Mais: ainda se permite que funcionem diretórios regionais de partido com direção provisória. É o que faz partidos terem dono, ou seja, a maioria dos atuais 23 com deputado federal eleito. O PT é dos poucos partidos realmente orgânicos. O PSDB é ainda quase isso, já a centro-direita e centro-esquerda são como associações de compadres, vivendo à custa de nacos bilionários dos Fundos Partidário e Eleitoral.

Transformações para 2026

Desde o finado PFL, nascido da Arena, o partido do regime militar no sistema bipartidário imposto pela ditadura, com a oposição consentida alocada no velho MDB, a centro-direita perdeu identidade.





Fundado em 1980, o PT sempre buscou depender de mensalidades de seus associados, enquanto a autossuficiência foi descartada pelos outros. Mas o fato é que da esquerda à direita ninguém renuncia aos dinheiros do Fundo Partidário. O Novo recusava, mas já cedeu e virou mais um na multidão. Então, com as raras exceções à esquerda e nomes isolados no centro, a política virou business e meio de vida de alguns finórios.

Reformar tudo isso é mais prioritário que discutir urna eletrônica, como fez Bolsonaro, que passou por nove partidos até chegar ao PL, que já foi da base de Lula e de Dilma e hoje, com 99 deputados, é o pivô parlamentar da extrema-direita. Mas tal discussão não será feita nesta legislatura, já que não interessa aos partidos.

Talvez em 2026, como parte da discussão eleitoral, mas, ainda assim, se vier de fora para dentro da política, inserida numa plataforma de transformação real, começando por um modelo macroeconômico voltado a priorizar o crescimento econômico, o investimento em tecnologia, a geração de renda decente para consumar o mercado de consumo de massa que nunca tivemos, com as dinâmicas ambiental e social contempladas.





A verdade é que se o governo de coalizão que elegeu Lula tivesse se voltado a consolidar uma centro-direita e centro-esquerda moderna, a dependência do centrão seria marginal. E o governo estaria voando.

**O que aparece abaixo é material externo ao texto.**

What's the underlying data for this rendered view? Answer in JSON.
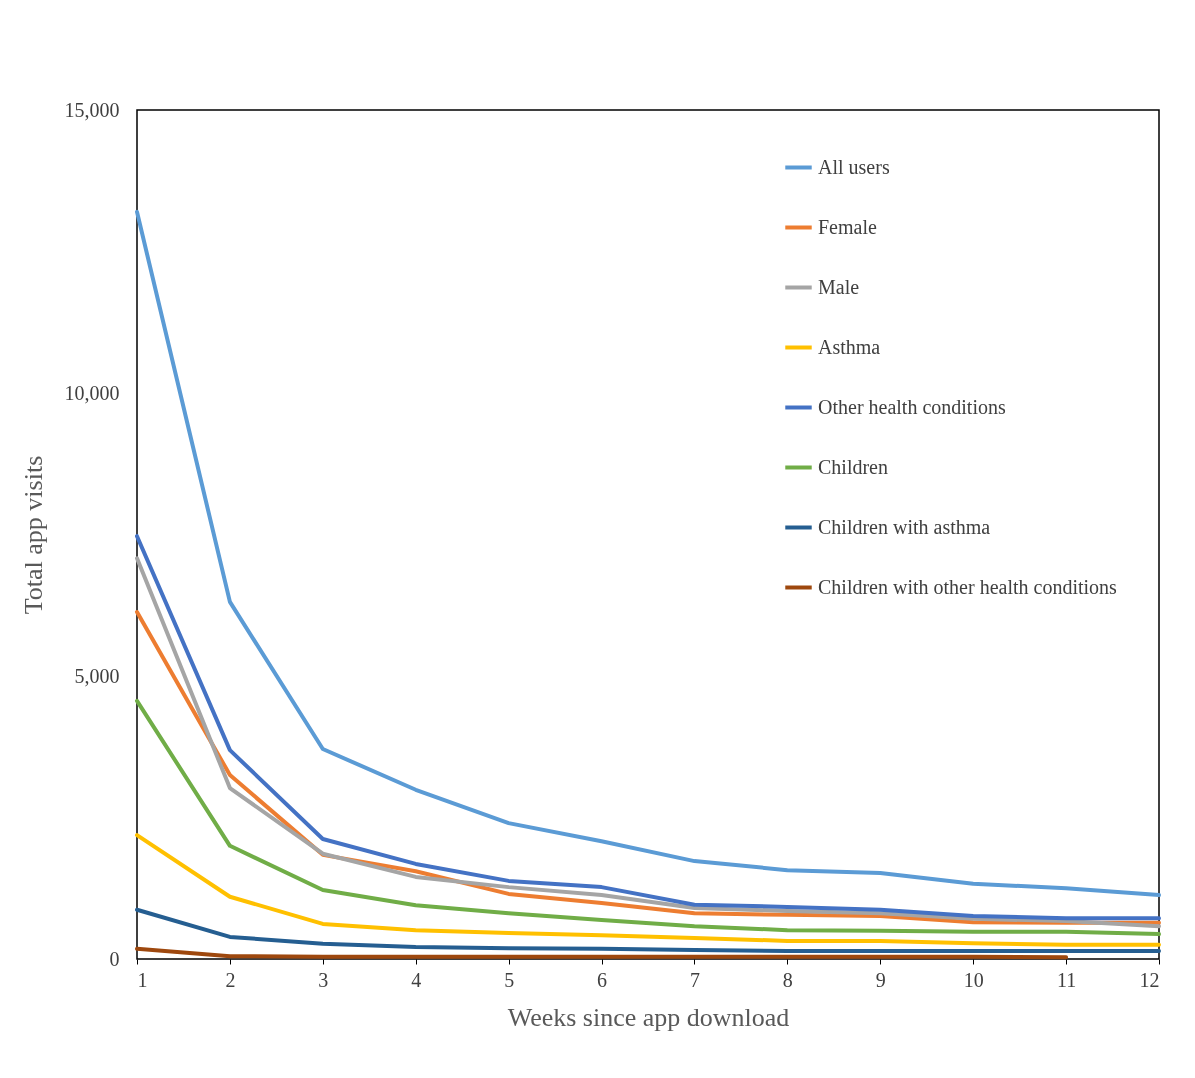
{
  "chart_data": {
    "type": "line",
    "xlabel": "Weeks since app download",
    "ylabel": "Total app visits",
    "x": [
      1,
      2,
      3,
      4,
      5,
      6,
      7,
      8,
      9,
      10,
      11,
      12
    ],
    "xlim": [
      1,
      12
    ],
    "xticks": [
      1,
      2,
      3,
      4,
      5,
      6,
      7,
      8,
      9,
      10,
      11,
      12
    ],
    "ylim": [
      0,
      15000
    ],
    "yticks": [
      0,
      {
        "value": 5000,
        "label": "5,000"
      },
      {
        "value": 10000,
        "label": "10,000"
      },
      {
        "value": 15000,
        "label": "15,000"
      }
    ],
    "grid": false,
    "legend": "top right",
    "marker": "none",
    "line_style": "solid",
    "series": [
      {
        "name": "All users",
        "color": "#5b9bd5",
        "values": [
          13200,
          6310,
          3710,
          2990,
          2400,
          2080,
          1730,
          1570,
          1520,
          1330,
          1250,
          1130
        ]
      },
      {
        "name": "Female",
        "color": "#ed7d31",
        "values": [
          6130,
          3250,
          1840,
          1550,
          1150,
          990,
          810,
          780,
          760,
          650,
          640,
          640
        ]
      },
      {
        "name": "Male",
        "color": "#a5a5a5",
        "values": [
          7080,
          3020,
          1860,
          1450,
          1270,
          1130,
          900,
          850,
          810,
          710,
          670,
          580
        ]
      },
      {
        "name": "Asthma",
        "color": "#ffc000",
        "values": [
          2190,
          1100,
          620,
          510,
          460,
          420,
          370,
          320,
          320,
          280,
          250,
          250
        ]
      },
      {
        "name": "Other health conditions",
        "color": "#4472c4",
        "values": [
          7470,
          3690,
          2120,
          1680,
          1380,
          1270,
          960,
          920,
          870,
          760,
          720,
          720
        ]
      },
      {
        "name": "Children",
        "color": "#70ad47",
        "values": [
          4560,
          2000,
          1220,
          950,
          810,
          690,
          580,
          510,
          500,
          480,
          480,
          440
        ]
      },
      {
        "name": "Children with asthma",
        "color": "#255e91",
        "values": [
          870,
          390,
          270,
          210,
          190,
          180,
          160,
          140,
          140,
          140,
          140,
          140
        ]
      },
      {
        "name": "Children with other health conditions",
        "color": "#9e480e",
        "values": [
          180,
          50,
          40,
          40,
          40,
          40,
          40,
          40,
          40,
          40,
          30,
          null
        ]
      }
    ]
  }
}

O que excede e o que carece

A análise da cena brasileira deve considerar que se vive no mundo um tempo de transição de modelos econômicos, de dominância tecnológica, de regimes políticos, de hegemonia global - e não há como entender o Brasil à margem dessas contingências.

Há excesso de disjuntiva política no país e carência de opções de formulação econômica depois de quatro décadas de desindustrialização e predominância de prioridade fiscal e monetária minando as energias das atividades produtivas. A obsessão com essas questões pôs em risco a estabilidade institucional e enfraqueceu a gestão do Estado.

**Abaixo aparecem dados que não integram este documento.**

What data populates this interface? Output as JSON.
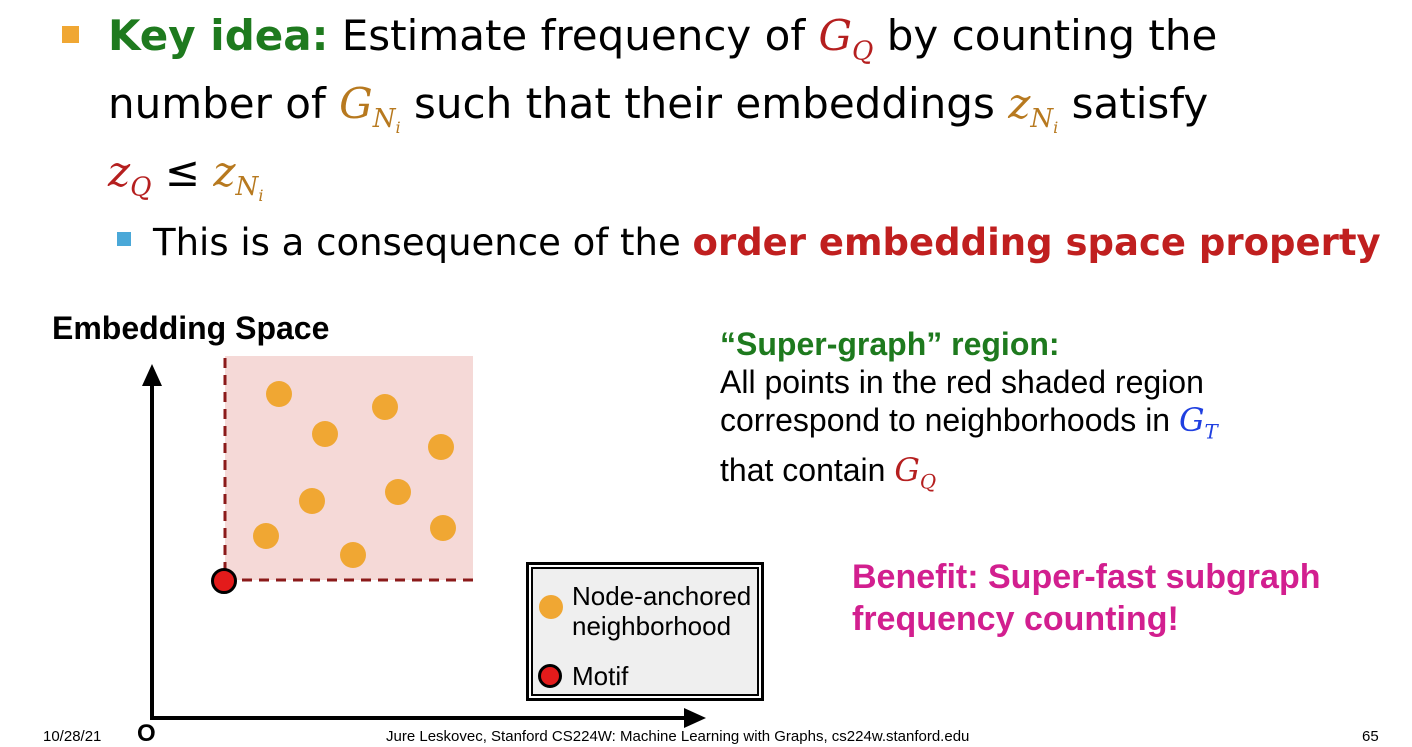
{
  "bullet1": {
    "lead": "Key idea:",
    "t1": "Estimate frequency of",
    "gq_base": "G",
    "gq_sub": "Q",
    "t2": "by counting the",
    "t3": "number of",
    "gni_base": "G",
    "gni_sub": "N",
    "gni_subsub": "i",
    "t4": "such that their embeddings",
    "zni_base": "z",
    "zni_sub": "N",
    "zni_subsub": "i",
    "t5": "satisfy",
    "zq_base": "z",
    "zq_sub": "Q",
    "leq": "≤",
    "zni2_base": "z",
    "zni2_sub": "N",
    "zni2_subsub": "i"
  },
  "bullet2": {
    "t1": "This is a consequence of the",
    "highlight": "order embedding space property"
  },
  "diagram": {
    "title": "Embedding Space",
    "origin_label": "O",
    "legend": {
      "item1": "Node-anchored neighborhood",
      "item2": "Motif"
    },
    "colors": {
      "region": "#f5d9d7",
      "neighborhood": "#f0a733",
      "motif": "#e31b1b"
    }
  },
  "right": {
    "title": "“Super-graph” region:",
    "line1": "All points in the red shaded region",
    "line2": "correspond to neighborhoods in",
    "gt_base": "G",
    "gt_sub": "T",
    "line3": "that contain",
    "gq_base": "G",
    "gq_sub": "Q"
  },
  "benefit": {
    "line1": "Benefit: Super-fast subgraph",
    "line2": "frequency counting!"
  },
  "footer": {
    "date": "10/28/21",
    "credit": "Jure Leskovec, Stanford CS224W: Machine Learning with Graphs, cs224w.stanford.edu",
    "page": "65"
  }
}
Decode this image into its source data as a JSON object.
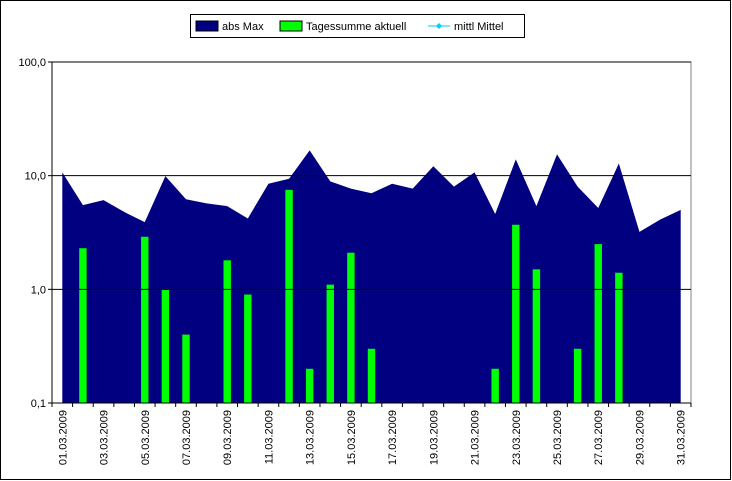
{
  "chart_data": {
    "type": "area-bar",
    "categories": [
      "01.03.2009",
      null,
      "03.03.2009",
      null,
      "05.03.2009",
      null,
      "07.03.2009",
      null,
      "09.03.2009",
      null,
      "11.03.2009",
      null,
      "13.03.2009",
      null,
      "15.03.2009",
      null,
      "17.03.2009",
      null,
      "19.03.2009",
      null,
      "21.03.2009",
      null,
      "23.03.2009",
      null,
      "25.03.2009",
      null,
      "27.03.2009",
      null,
      "29.03.2009",
      null,
      "31.03.2009"
    ],
    "series": [
      {
        "name": "abs Max",
        "kind": "area",
        "color": "#000080",
        "values": [
          10.7,
          5.5,
          6.1,
          4.8,
          3.9,
          9.9,
          6.2,
          5.7,
          5.4,
          4.2,
          8.5,
          9.4,
          16.7,
          8.9,
          7.7,
          7.0,
          8.5,
          7.7,
          12.1,
          8.0,
          10.7,
          4.6,
          13.9,
          5.4,
          15.4,
          8.0,
          5.2,
          12.8,
          3.2,
          4.1,
          5.0
        ]
      },
      {
        "name": "Tagessumme aktuell",
        "kind": "bar",
        "color": "#00ff00",
        "values": [
          null,
          2.3,
          null,
          null,
          2.9,
          1.0,
          0.4,
          null,
          1.8,
          0.9,
          null,
          7.5,
          0.2,
          1.1,
          2.1,
          0.3,
          null,
          null,
          null,
          null,
          null,
          0.2,
          3.7,
          1.5,
          null,
          0.3,
          2.5,
          1.4,
          null,
          null,
          null
        ]
      },
      {
        "name": "mittl Mittel",
        "kind": "line",
        "color": "#00ccff",
        "values": [
          null,
          null,
          null,
          null,
          null,
          null,
          null,
          null,
          null,
          null,
          null,
          null,
          null,
          null,
          null,
          null,
          null,
          null,
          null,
          null,
          null,
          null,
          null,
          null,
          null,
          null,
          null,
          null,
          null,
          null,
          null
        ]
      }
    ],
    "log_scale": true,
    "ylim": [
      0.1,
      100
    ],
    "yticks": [
      {
        "value": 0.1,
        "label": "0,1"
      },
      {
        "value": 1,
        "label": "1,0"
      },
      {
        "value": 10,
        "label": "10,0"
      },
      {
        "value": 100,
        "label": "100,0"
      }
    ],
    "grid": true,
    "legend": "top"
  }
}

Como diz o economista André Lara Resende, autor principal da reforma monetária de 1994 com Pérsio Arida, “o neoliberalismo fiscalista, a tese de que a única missão do Estado é equilibrar suas contas e que caberia à iniciativa privada, ao ‘mercado’, promover o aumento da produtividade e do bem-estar, não deixou espaço para as questões que pareciam ser prioritárias, uma vez controlada a inflação”.

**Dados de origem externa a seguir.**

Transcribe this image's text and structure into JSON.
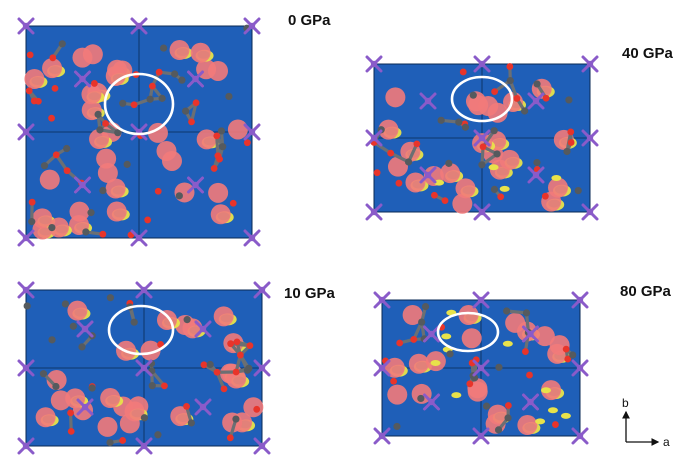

Essa ficha já caiu nos EUA, onde se assiste à volta do investimento induzido por subvenções, implicando a marginalização da ortodoxia dos mercados, e isso com a adesão das grandes empresas e bancos. Sem esse contraponto, a indigestão da China com a excepcional expansão de sua base industrial e de infraestrutura já teria levado a economia global ao impasse tão mal estudado no Brasil.

A política disfuncional reflete tais ansiedades potencializadas pelo curtoprazismo das decisões financeiras e a fragmentação do centro nas disputas partidárias. País sem plano, projeto e planejamento de longo prazo morre na praia, e essa é uma missão essencialmente política.